But when the Security Council voted unanimously to adopt resolution 1546 on 8 June, any mention of the interim agreement -- known as the Transitional Administrative Law -- was conspicuously absent.
Iraqi Prime Minister Iyad Allawi has since said his government will adhere to the interim constitution until elections are held next year.
But his remarks have failed to appease the Kurds, who are worried the Transitional Administrative Law will be sidelined -- and their aim of autonomy along with it.
Speaking yesterday in New York, UN envoy Lakhdar Brahimi expressed confidence that Iraqi Kurds would continue to participate in the country's political process.
"I think the leaders of Iraqi Kurdistan understand and are fully aware what the geostrategic realities of the region are. And I think that talking to [Kurdistan Democratic Party head] Massoud Barzani and talking to [Patriotic Union of Kurdistan head] Jalal Talabani and to their people, one has a strong impression that they want to contribute very effectively to the building of new Iraq in which their region will be a full partner," Brahimi said.
The debate over the interim constitution reflects the concerns of two ethnic groups who are trying to redress their past sufferings -- the minority Kurds, and the majority Shi'a Muslims, who held virtually no political power under Saddam Hussein.
The interim constitution currently blocks the possibility of majority rule advocated by the Shi'a.
That is because it states the permanent constitution will pass on a popular majority vote -- unless it is rejected by two-thirds of the voters in three of Iraq's 18 provinces.
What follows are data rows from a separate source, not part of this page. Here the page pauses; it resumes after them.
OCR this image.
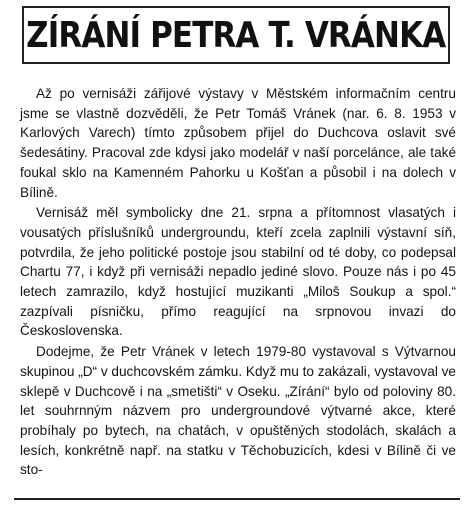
ZÍRÁNÍ PETRA T. VRÁNKA

Až po vernisáži zářijové výstavy v Městském informačním centru jsme se vlastně dozvěděli, že Petr Tomáš Vránek (nar. 6. 8. 1953 v Karlových Varech) tímto způsobem přijel do Duchcova oslavit své šedesátiny. Pracoval zde kdysi jako modelář v naší porcelánce, ale také foukal sklo na Kamenném Pahorku u Košťan a působil i na dolech v Bílině.

Vernisáž měl symbolicky dne 21. srpna a přítomnost vlasatých i vousatých příslušníků undergroundu, kteří zcela zaplnili výstavní síň, potvrdila, že jeho politické postoje jsou stabilní od té doby, co podepsal Chartu 77, i když při vernisáži nepadlo jediné slovo. Pouze nás i po 45 letech zamrazilo, když hostující muzikanti „Miloš Soukup a spol.“ zazpívali písničku, přímo reagující na srpnovou invazi do Československa.

Dodejme, že Petr Vránek v letech 1979-80 vystavoval s Výtvarnou skupinou „D“ v duchcovském zámku. Když mu to zakázali, vystavoval ve sklepě v Duchcově i na „smetišti“ v Oseku. „Zírání“ bylo od poloviny 80. let souhrnným názvem pro undergroundové výtvarné akce, které probíhaly po bytech, na chatách, v opuštěných stodolách, skalách a lesích, konkrétně např. na statku v Těchobuzicích, kdesi v Bílině či ve sto-
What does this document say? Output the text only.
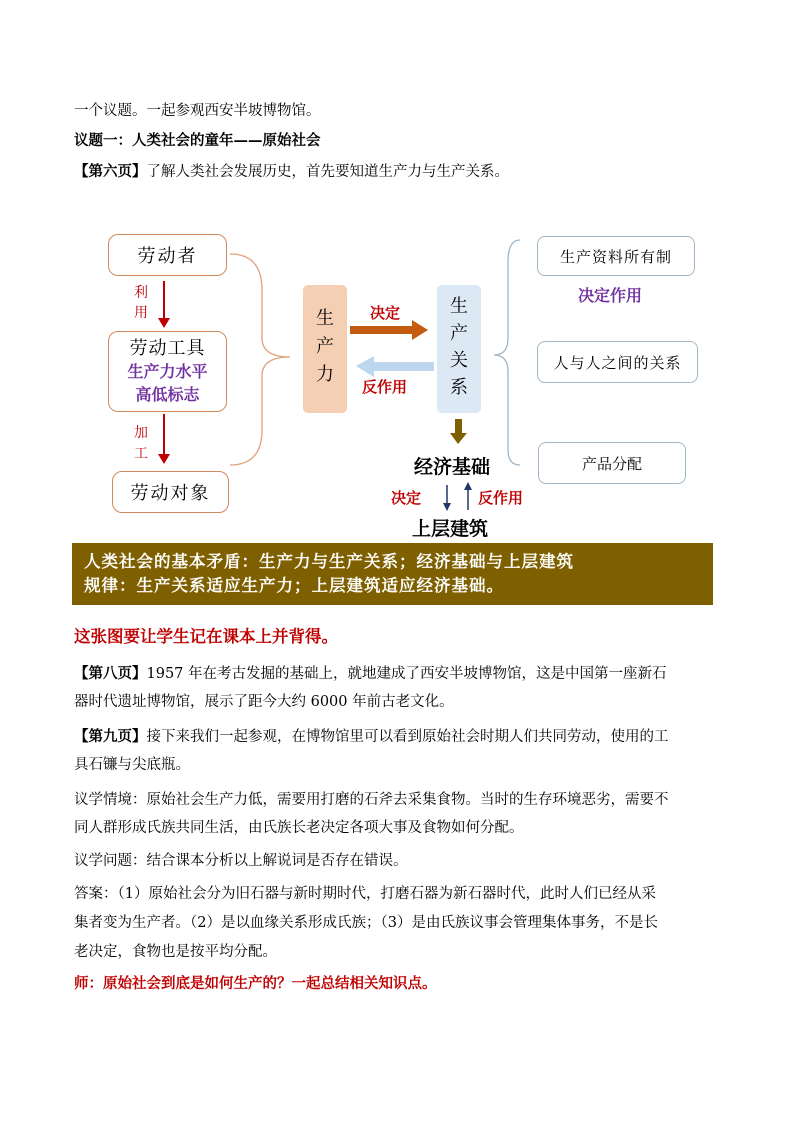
一个议题。一起参观西安半坡博物馆。
议题一：人类社会的童年——原始社会
【第六页】了解人类社会发展历史，首先要知道生产力与生产关系。
劳动者
利
用
劳动工具
生产力水平
高低标志
加
工
劳动对象
生
产
力
决定
反作用
生
产
关
系
生产资料所有制
决定作用
人与人之间的关系
产品分配
经济基础
决定	反作用
上层建筑
人类社会的基本矛盾：生产力与生产关系；经济基础与上层建筑
规律：生产关系适应生产力；上层建筑适应经济基础。
这张图要让学生记在课本上并背得。
【第八页】1957 年在考古发掘的基础上，就地建成了西安半坡博物馆，这是中国第一座新石
器时代遗址博物馆，展示了距今大约 6000 年前古老文化。
【第九页】接下来我们一起参观，在博物馆里可以看到原始社会时期人们共同劳动，使用的工
具石镰与尖底瓶。
议学情境：原始社会生产力低，需要用打磨的石斧去采集食物。当时的生存环境恶劣，需要不
同人群形成氏族共同生活，由氏族长老决定各项大事及食物如何分配。
议学问题：结合课本分析以上解说词是否存在错误。
答案：（1）原始社会分为旧石器与新时期时代，打磨石器为新石器时代，此时人们已经从采
集者变为生产者。（2）是以血缘关系形成氏族；（3）是由氏族议事会管理集体事务，不是长
老决定，食物也是按平均分配。
师：原始社会到底是如何生产的？一起总结相关知识点。
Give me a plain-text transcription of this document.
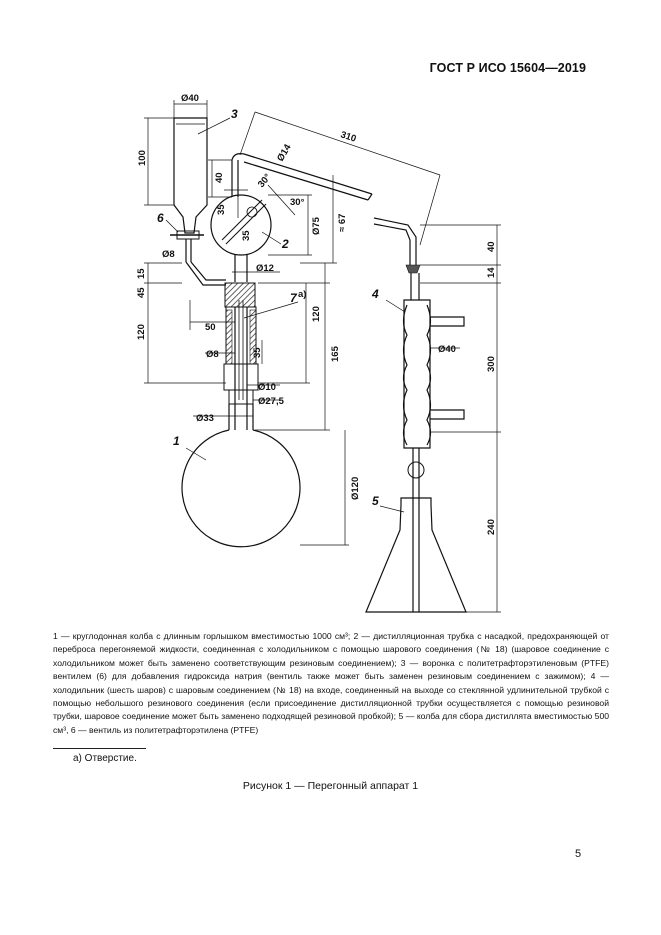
ГОСТ Р ИСО 15604—2019
Ø40
100
40
35
35
Ø14
30°
30°
Ø75 ≈ 67
310
Ø8
15
45
Ø12
120
120
165
50
Ø8	35
Ø10
Ø27,5
Ø33
Ø120
40
14
Ø40
300
240
3
2
6
7 а)
1
4
5

1 — круглодонная колба с длинным горлышком вместимостью 1000 см³; 2 — дистилляционная трубка с насадкой, предохраняющей от переброса перегоняемой жидкости, соединенная с холодильником с помощью шарового соединения (№ 18) (шаровое соединение с холодильником может быть заменено соответствующим резиновым соединением); 3 — воронка с политетрафторэтиленовым (PTFE) вентилем (6) для добавления гидроксида натрия (вентиль также может быть заменен резиновым соединением с зажимом); 4 — холодильник (шесть шаров) с шаровым соединением (№ 18) на входе, соединенный на выходе со стеклянной удлинительной трубкой с помощью небольшого резинового соединения (если присоединение дистилляционной трубки осуществляется с помощью резиновой трубки, шаровое соединение может быть заменено подходящей резиновой пробкой); 5 — колба для сбора дистиллята вместимостью 500 см³, 6 — вентиль из политетрафторэтилена (PTFE)

а) Отверстие.
Рисунок 1 — Перегонный аппарат 1
5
Iraq has three provinces with a Kurdish majority.
Brahimi characterized the dispute as two sides talking about two different things. The Shi'a are defending the rights of the majority, and arguing against any faction holding a blanket veto. The Kurds, meanwhile, are focused on guaranteeing the rights of minorities -- a mindset that has hardened through decades of suppression and broken promises.
"[Kurds] want to be absolutely certain now, in the Iraq to which they are returning, that they will be -- as they put it -- not second-class citizens but full partners in the federation that is going to be constructed between themselves and the other Iraqis," Brahimi said.
Brahimi said neither side should be punished for their stance on the issue, and conceded that resolving the problem will be a challenge. He expressed faith that both the Shi'a and the Kurds will act responsibly to find a workable solution.
"I think the Kurds have a case in making absolutely certain that -- the way they put it is, 'We have been cheated very, very often in the past and we don't want to be cheated again.' There is a real, real problem here. It's not that the Shi'a are being unreasonable or that the Kurds are being greedy," Brahimi said.
Some UN diplomats, however, have expressed doubts the problem will be resolved quickly or easily, saying they hope the debate will not develop "into anything ugly."
Despite the disappointment of the Kurds over the wording of the new UN resolution, other Iraqis say the Security Council agreement gives a boost to the 30 June transfer of sovereignty to the Iraqis.
Speaking on 8 June at the New York-based Council on Foreign Relations, Iraqi Foreign Minister Hoshyar Zebari said the UN endorsement will grant greater legitimacy to Iraq's new interim government.
"There is also the question of how legitimate this new interim government is, since we haven't had the chance to have elections or to have an elected representative government," Zebari said. "So, with the involvement of the United Nations, with its providing some international legitimacy to the new interim government, I think it will be more acceptable to the people of Iraq, to the region. Especially, it will not be seen as purely an American-led operation."